Cortez, o chefe de cirurgias, vivia dizendo que eu precisava tirar férias, mas estava ciente de que era da boca para fora, já que por dentro ele morria de medo que eu finalmente desistisse seguir seu conselho. Ele costumava dizer também, que eu desconhecia o significado do termo folga. Bom, conhecer a etimologia da palavra, eu até que conhecia, na verdade, conhecia tão bem quanto sabia trepanar um crânio, pena que na prática eu sequer me lembrava qual foi a última vez que tirei uma folga de verdade, sem ter na agenda uma convenção ou congresso para me ocupar.

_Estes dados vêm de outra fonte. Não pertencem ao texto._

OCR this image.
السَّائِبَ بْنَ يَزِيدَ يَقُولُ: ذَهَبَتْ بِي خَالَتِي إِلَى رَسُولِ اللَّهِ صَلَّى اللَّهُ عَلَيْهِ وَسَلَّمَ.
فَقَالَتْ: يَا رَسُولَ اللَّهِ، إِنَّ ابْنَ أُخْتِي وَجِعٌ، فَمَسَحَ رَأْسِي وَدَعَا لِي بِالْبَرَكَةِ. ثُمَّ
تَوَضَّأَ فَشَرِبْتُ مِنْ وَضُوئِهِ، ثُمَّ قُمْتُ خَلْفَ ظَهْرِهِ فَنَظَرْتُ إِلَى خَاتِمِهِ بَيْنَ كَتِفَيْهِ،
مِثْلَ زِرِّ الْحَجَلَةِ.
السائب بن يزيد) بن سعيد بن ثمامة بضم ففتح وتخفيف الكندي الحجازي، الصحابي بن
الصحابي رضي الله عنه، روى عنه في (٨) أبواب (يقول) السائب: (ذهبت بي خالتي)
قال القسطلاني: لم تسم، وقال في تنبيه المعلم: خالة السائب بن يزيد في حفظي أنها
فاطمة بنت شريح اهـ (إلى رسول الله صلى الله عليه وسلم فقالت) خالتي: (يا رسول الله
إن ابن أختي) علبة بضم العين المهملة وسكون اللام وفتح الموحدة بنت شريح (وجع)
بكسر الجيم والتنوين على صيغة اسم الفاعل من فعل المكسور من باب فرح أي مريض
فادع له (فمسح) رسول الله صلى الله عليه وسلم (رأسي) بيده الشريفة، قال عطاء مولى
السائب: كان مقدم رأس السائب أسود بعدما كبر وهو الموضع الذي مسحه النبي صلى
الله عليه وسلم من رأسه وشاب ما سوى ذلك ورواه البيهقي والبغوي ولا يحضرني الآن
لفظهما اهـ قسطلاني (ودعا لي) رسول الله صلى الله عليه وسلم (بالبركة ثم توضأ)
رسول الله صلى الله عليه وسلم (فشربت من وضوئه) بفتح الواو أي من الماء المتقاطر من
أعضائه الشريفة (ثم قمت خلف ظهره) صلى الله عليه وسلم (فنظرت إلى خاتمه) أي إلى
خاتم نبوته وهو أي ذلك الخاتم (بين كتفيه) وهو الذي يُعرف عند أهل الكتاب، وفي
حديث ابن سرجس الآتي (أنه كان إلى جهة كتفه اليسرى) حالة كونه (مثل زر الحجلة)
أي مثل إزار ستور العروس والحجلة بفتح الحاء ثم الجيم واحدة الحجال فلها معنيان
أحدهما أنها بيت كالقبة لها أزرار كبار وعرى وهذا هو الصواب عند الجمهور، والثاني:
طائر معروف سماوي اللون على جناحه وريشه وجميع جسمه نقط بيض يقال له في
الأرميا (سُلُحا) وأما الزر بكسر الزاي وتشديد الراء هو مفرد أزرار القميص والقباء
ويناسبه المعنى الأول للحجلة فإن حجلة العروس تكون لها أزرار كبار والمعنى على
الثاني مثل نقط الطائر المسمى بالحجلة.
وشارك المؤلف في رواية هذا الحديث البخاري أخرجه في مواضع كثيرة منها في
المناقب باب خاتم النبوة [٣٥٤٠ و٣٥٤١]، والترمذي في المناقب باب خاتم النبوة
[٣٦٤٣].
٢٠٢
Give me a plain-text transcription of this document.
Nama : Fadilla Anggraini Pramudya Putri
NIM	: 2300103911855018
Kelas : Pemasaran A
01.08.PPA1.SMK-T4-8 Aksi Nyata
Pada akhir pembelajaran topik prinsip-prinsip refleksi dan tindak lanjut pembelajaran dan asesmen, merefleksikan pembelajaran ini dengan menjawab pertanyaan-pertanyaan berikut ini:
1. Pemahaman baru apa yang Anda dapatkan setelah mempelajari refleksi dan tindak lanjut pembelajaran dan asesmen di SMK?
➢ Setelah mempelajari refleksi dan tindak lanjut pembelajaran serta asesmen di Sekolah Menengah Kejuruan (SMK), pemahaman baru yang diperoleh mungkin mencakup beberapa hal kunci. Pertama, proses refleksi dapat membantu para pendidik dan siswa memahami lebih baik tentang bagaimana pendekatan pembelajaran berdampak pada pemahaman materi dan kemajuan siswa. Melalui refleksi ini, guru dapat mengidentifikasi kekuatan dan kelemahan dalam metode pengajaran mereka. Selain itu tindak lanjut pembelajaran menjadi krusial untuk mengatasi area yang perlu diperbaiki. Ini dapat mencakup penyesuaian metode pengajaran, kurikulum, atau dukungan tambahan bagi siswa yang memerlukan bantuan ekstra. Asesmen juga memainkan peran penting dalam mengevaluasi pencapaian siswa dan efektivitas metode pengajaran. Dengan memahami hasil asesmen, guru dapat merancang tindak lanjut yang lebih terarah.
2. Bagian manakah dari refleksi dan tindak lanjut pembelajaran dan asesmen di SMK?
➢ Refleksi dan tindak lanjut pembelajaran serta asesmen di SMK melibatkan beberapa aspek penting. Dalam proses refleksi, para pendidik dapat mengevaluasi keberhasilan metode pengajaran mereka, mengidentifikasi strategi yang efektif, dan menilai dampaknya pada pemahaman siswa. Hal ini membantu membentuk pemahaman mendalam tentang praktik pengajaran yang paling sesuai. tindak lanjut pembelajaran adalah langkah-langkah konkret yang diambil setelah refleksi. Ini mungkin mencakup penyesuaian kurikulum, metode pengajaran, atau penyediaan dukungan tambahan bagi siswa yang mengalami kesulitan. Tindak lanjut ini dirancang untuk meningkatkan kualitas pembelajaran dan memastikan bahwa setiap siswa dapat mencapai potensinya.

Aqueles eventos eram mais eficazes para minha insônia do que qualquer calmante natural que eu tenha tentado nos últimos tempos. Bastava um dos palestrantes começar a falar para dar início a uma série de longos bocejos. Eu devia ter perdido, entre um cochilo e outro, mais um discurso, brilhantemente inútil, sobre uma droga experimental para a curar do mal de Alzheimer.

Sacudi a cabeça, afastando a lembrança do final de semana e chequei a maçaneta da porta metálica que levava ao terraço, contatei que estava emperrada, tão logo conclui que teria que arromba-la. Por desventura ainda era segunda-feira de manhã, portanto aquela situação certamente se repetiria por enumeras vezes ao decorrer da semana, como vem se repetindo semana após semana desde o início do inverno.

Usar da força bruta como solução não era do meu feitio, no entanto, eu precisava respirar um pouco de ar puro antes da próxima cirurgia, mesmo que as temperaturas não fossem das mais adequadas para se ficar no heliporto, o próximo procedimento me prenderia por muitas horas à sala de operatório e isso me deixava sem opção de escolha.

Recuei um passo, preparando-me para acertar a porta com toda a força, porém acabei desistindo ao me lembrar da luxação que o impacto de sábado havia me causado. Aquilo reduzia-me a tomar um pouco de oxigênio pela pequena janela da sala de descanso do quinto andar, já que também não teria como usar o ombro esquerdo, que não estava muito melhor que o outro.

Fiz alusão de afastar-me, porém a porta foi aberta abruptamente do lado de fora, fazendo-me desistir e virar novamente em sua direção. Estava mais assustado do que curioso, pois eu sabia exatamente de quem se tratava, porque além de mim só mais uma pessoa viria até o heliporto sem que se tratasse de uma emergência.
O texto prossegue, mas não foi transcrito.